Mais la thématique qui séduit le plus (même si elle est brève, elle vaut amplement les 13,50 euros déboursés – comptez 14,50 euros les week-ends) est celle que l’on n’avait pas vu venir, contrairement aux autres, à savoir :  » Un aperçu de l’arrière.  » Soufflée par Manfred Sellink, le directeur du Musée des beaux-arts d’Anvers, cette suite d’images bouleverse en ce qu’elle donne à voir des personnages vus de dos. Magnifiquement pudiques, ces représentations concentrent tout l’art de Bruegel qui n’avait pas besoin de l’artifice du visage ou de la séduction trompeuse du regard pour donner leur épaisseur à ses sujets. Totalement fragilisés, ils se laissent cueillir par l’oeil du visiteur, totalement absorbés dans ce moment d’éternité que leur confère la toile. Rarement présence picturale se fait ressentir avec cette intensité. Vies minuscules et destins gagne-petit atteignent ici au sublime : c’est le  » naer het leven « , le  » d’après la vie  » bruegélien.

La deuxième salle du parcours enthousiasme également. Plutôt que miser sur le grand guignol ou l’effet facile, elle fait intelligemment le pari de renvoyer les amateurs vers les oeuvres du peintre qui se trouvent encore en Belgique : Margot la Folle au musée Mayer van den Bergh (Anvers), Paysage d’hiver avec patineurs et trappe aux oiseaux des Musées royaux des beaux-arts de Belgique (Bruxelles), voire prodigieuses estampes – Le Désir ou La Justice – conservées à la Bibliothèque royale de Belgique (Bruxelles). Le message est clair, qui invite à poursuivre la découverte dans les différentes institutions. Chacune des oeuvres en question s’affiche dans sa totalité sur un écran de plus de cinq mètres sur trois, auquel répond un triptyque où sont projetés, là encore, des détails.

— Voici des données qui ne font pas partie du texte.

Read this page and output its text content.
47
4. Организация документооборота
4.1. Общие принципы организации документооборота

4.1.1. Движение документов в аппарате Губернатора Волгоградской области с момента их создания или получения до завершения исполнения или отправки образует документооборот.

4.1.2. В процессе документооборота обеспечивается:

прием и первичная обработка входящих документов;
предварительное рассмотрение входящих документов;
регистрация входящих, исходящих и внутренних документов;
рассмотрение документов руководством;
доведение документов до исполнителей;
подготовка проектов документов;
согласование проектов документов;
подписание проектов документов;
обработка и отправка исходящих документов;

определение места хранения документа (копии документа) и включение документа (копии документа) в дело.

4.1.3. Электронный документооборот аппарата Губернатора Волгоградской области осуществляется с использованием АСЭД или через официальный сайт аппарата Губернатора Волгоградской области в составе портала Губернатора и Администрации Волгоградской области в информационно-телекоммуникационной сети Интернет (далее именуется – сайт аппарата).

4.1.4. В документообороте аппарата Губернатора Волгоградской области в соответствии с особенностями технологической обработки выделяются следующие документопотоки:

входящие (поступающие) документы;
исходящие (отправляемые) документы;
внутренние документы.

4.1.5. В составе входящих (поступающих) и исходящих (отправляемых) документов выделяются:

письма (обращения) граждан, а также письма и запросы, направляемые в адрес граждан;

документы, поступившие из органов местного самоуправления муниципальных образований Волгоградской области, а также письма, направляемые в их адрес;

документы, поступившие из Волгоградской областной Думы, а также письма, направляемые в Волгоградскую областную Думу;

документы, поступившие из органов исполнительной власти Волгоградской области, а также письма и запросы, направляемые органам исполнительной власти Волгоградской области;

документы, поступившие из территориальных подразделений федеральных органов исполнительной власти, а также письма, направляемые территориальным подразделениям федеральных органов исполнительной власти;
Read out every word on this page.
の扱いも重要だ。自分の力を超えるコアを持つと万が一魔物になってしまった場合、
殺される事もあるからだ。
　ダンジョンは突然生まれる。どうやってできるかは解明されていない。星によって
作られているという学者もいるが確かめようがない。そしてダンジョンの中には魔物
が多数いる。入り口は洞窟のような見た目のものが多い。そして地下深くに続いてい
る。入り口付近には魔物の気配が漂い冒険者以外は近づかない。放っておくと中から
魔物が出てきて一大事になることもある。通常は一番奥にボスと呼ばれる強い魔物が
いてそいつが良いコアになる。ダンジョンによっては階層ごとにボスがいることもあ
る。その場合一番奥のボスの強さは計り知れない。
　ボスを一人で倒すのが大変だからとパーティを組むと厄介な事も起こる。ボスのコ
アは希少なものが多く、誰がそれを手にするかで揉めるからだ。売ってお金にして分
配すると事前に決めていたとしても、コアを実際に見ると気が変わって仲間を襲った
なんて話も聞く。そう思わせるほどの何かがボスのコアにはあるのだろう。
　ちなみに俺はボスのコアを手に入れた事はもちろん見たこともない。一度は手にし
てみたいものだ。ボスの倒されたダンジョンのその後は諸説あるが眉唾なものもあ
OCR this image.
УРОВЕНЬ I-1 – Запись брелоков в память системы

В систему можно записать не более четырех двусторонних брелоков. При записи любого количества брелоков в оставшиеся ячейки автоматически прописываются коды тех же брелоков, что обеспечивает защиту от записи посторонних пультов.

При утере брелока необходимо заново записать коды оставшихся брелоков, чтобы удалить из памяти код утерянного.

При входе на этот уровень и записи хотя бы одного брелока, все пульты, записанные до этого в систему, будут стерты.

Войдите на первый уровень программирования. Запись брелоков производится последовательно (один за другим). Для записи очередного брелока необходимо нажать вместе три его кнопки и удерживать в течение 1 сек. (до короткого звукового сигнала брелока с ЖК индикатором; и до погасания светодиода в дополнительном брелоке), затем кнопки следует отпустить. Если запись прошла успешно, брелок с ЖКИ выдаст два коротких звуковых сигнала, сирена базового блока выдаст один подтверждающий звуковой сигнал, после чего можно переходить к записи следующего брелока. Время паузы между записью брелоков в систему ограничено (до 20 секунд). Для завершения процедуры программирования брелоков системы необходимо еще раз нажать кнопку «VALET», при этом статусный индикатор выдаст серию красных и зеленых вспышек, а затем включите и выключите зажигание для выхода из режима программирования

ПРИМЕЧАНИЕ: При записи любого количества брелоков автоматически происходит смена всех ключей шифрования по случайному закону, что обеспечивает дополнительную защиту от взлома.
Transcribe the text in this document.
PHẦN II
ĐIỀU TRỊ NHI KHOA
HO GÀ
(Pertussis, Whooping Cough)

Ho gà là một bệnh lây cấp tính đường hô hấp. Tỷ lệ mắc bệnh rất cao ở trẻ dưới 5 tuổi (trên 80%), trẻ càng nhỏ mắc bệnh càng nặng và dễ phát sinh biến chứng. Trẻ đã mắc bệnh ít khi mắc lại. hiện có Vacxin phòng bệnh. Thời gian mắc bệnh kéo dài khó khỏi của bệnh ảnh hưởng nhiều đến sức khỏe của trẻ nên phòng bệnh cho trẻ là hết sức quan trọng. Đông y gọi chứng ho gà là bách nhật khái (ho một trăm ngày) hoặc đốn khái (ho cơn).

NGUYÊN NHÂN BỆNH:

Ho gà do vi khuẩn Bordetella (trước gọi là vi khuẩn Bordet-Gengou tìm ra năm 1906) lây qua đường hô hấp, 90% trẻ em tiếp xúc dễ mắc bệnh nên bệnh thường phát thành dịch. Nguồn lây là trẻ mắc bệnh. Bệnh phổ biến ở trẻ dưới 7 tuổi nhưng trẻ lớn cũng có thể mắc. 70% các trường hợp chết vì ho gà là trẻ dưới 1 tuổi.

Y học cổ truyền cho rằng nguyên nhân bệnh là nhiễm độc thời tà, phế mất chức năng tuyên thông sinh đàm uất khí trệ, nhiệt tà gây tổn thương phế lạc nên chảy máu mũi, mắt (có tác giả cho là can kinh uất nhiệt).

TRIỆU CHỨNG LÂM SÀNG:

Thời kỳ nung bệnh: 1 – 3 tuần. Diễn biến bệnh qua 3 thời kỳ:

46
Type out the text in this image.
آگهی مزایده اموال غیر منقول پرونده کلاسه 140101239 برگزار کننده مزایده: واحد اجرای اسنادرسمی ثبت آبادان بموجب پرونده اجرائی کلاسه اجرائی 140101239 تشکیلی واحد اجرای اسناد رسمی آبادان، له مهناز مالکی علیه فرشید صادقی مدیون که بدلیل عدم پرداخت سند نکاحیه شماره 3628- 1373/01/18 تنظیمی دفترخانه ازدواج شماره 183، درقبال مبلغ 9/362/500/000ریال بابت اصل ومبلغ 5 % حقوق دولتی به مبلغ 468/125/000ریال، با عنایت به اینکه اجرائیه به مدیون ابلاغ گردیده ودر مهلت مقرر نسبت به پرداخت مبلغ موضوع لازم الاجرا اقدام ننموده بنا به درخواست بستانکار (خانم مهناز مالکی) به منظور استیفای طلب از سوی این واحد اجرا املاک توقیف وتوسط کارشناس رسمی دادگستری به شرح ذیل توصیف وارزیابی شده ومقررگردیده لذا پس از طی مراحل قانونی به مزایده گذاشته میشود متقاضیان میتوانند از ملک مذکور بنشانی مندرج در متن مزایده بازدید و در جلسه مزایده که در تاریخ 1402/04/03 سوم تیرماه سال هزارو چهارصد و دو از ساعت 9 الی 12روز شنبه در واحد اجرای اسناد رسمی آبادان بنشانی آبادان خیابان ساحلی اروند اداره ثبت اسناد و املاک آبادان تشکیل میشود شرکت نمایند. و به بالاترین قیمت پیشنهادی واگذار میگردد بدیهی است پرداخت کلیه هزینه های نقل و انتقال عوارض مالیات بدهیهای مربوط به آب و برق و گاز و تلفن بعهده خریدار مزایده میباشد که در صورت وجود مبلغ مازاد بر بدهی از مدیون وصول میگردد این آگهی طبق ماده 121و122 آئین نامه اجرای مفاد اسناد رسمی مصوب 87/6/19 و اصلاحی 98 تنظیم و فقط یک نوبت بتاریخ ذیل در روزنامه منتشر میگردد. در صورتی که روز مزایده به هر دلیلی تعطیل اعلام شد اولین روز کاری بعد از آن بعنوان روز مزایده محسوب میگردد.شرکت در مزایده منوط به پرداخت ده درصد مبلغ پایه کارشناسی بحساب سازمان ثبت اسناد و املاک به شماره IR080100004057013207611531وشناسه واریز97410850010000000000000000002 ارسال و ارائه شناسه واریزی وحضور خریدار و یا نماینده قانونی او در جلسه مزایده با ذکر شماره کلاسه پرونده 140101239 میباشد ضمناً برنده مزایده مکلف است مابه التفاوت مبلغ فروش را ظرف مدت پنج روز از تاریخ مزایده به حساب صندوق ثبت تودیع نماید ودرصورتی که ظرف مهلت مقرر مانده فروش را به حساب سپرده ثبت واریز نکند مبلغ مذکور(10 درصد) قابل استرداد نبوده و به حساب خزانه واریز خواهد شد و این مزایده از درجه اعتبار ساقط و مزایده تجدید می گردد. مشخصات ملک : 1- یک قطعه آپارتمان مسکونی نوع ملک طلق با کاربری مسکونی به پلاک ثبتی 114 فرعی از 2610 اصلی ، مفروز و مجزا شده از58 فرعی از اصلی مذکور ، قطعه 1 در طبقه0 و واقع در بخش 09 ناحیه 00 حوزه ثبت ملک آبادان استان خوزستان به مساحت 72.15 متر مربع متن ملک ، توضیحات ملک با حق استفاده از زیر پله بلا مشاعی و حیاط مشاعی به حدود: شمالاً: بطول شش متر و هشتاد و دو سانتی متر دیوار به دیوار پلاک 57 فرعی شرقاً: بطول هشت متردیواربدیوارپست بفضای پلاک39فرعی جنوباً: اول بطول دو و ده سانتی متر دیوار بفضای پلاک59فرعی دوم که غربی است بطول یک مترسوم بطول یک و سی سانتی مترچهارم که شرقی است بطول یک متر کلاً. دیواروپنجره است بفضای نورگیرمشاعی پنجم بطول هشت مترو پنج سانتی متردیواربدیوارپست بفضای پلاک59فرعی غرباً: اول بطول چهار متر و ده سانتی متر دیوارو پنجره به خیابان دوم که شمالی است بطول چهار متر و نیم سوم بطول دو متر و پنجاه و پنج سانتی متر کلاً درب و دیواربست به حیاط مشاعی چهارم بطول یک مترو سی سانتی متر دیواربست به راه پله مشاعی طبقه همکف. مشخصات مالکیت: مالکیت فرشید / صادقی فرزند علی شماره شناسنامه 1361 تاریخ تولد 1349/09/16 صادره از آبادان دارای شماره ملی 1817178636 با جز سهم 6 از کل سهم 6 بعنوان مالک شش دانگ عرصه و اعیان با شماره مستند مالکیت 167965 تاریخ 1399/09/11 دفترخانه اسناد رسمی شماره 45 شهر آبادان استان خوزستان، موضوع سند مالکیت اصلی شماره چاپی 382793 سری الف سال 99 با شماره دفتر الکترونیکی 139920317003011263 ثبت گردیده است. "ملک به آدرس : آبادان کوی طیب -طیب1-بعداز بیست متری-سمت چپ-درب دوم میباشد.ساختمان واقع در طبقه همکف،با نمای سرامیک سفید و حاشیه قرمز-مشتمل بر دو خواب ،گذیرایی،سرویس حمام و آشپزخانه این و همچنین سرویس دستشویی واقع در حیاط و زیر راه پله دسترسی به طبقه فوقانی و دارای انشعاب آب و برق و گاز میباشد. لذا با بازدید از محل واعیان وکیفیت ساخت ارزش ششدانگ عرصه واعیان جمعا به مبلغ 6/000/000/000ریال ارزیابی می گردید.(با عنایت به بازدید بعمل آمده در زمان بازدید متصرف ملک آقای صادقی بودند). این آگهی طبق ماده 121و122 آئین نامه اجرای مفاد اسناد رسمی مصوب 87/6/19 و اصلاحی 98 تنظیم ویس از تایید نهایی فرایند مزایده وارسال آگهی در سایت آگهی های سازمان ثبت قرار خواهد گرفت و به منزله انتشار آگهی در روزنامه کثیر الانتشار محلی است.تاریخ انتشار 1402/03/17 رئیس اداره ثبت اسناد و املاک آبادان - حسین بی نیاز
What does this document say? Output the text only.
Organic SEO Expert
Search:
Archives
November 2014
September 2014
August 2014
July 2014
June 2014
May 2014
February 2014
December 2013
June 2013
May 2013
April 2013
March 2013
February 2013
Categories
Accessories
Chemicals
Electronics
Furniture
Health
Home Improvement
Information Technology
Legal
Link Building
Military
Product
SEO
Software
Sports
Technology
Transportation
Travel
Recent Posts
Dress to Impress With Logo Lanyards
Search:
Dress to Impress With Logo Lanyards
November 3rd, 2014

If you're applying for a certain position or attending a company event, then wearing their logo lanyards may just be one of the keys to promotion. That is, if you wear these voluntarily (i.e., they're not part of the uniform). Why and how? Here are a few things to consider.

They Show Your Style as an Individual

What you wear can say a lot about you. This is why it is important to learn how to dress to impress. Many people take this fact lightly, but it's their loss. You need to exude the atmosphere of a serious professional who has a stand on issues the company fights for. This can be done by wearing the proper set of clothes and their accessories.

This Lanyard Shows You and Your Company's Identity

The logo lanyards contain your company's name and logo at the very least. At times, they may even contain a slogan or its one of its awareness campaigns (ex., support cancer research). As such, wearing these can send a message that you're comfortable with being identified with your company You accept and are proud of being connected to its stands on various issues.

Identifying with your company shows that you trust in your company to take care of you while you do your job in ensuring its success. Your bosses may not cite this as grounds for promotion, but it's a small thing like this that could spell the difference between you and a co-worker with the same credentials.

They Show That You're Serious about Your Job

La suite des réjouissances se découvre deux étages plus bas, en empruntant une cage d’escalier ponctuée d’amusantes compositions lumineuses animées faisant se télescoper différents motifs empruntés aux toiles du maître. Place enfin au  » bouquet high-tech « , l’expérience immersive en elle-même qui se présente sous la forme d’une salle à 360°. Accompagnée d’un commentaire, la projection trilingue se doit idéalement d’être anticipée – on notera à l’attention du public francophone que la diffusion dans la langue de Voltaire prend place toutes les heures 45. A dire vrai, le texte, décousu, censément narré par Bruegel lui-même, ne casse pas trois pattes à un canard. Certes, il apporte son lot d’informations factuelles et d’anecdotes mais sans qu’une trame véritable ne noue le tout.

Et les images ? Leur qualité tient la route, ce qui n’était pas forcément le cas pour l’ Experience Van Gogh, même si parfois certains mouvements laissent à désirer, qui transforment les personnages en polichinelles. L’oeil se promène à travers les toiles de Bruegel comme à bord d’un drone. Chromatiquement, on pointe quelques temps forts, comme ce moment où les rouges et les oranges de Margot La Folle sont supplantés par les fameux paysages hivernaux qui sont la marque de fabrique de l’intéressé. Côté réussite, il faut aussi souligner la circulation fluide des images, qui passent avec aisance des murs au sol. Une vague nous lèche les pieds, une boule en bois jetée par un enfant nous frôle… Un bref instant, la magie opère : on oublie les projecteurs pour se retrouver de l’autre côté du miroir.

Beyond Bruegel : au Palais de la Dynastie, à Bruxelles, jusqu’en janvier 2020. www.beyondbruegel.be.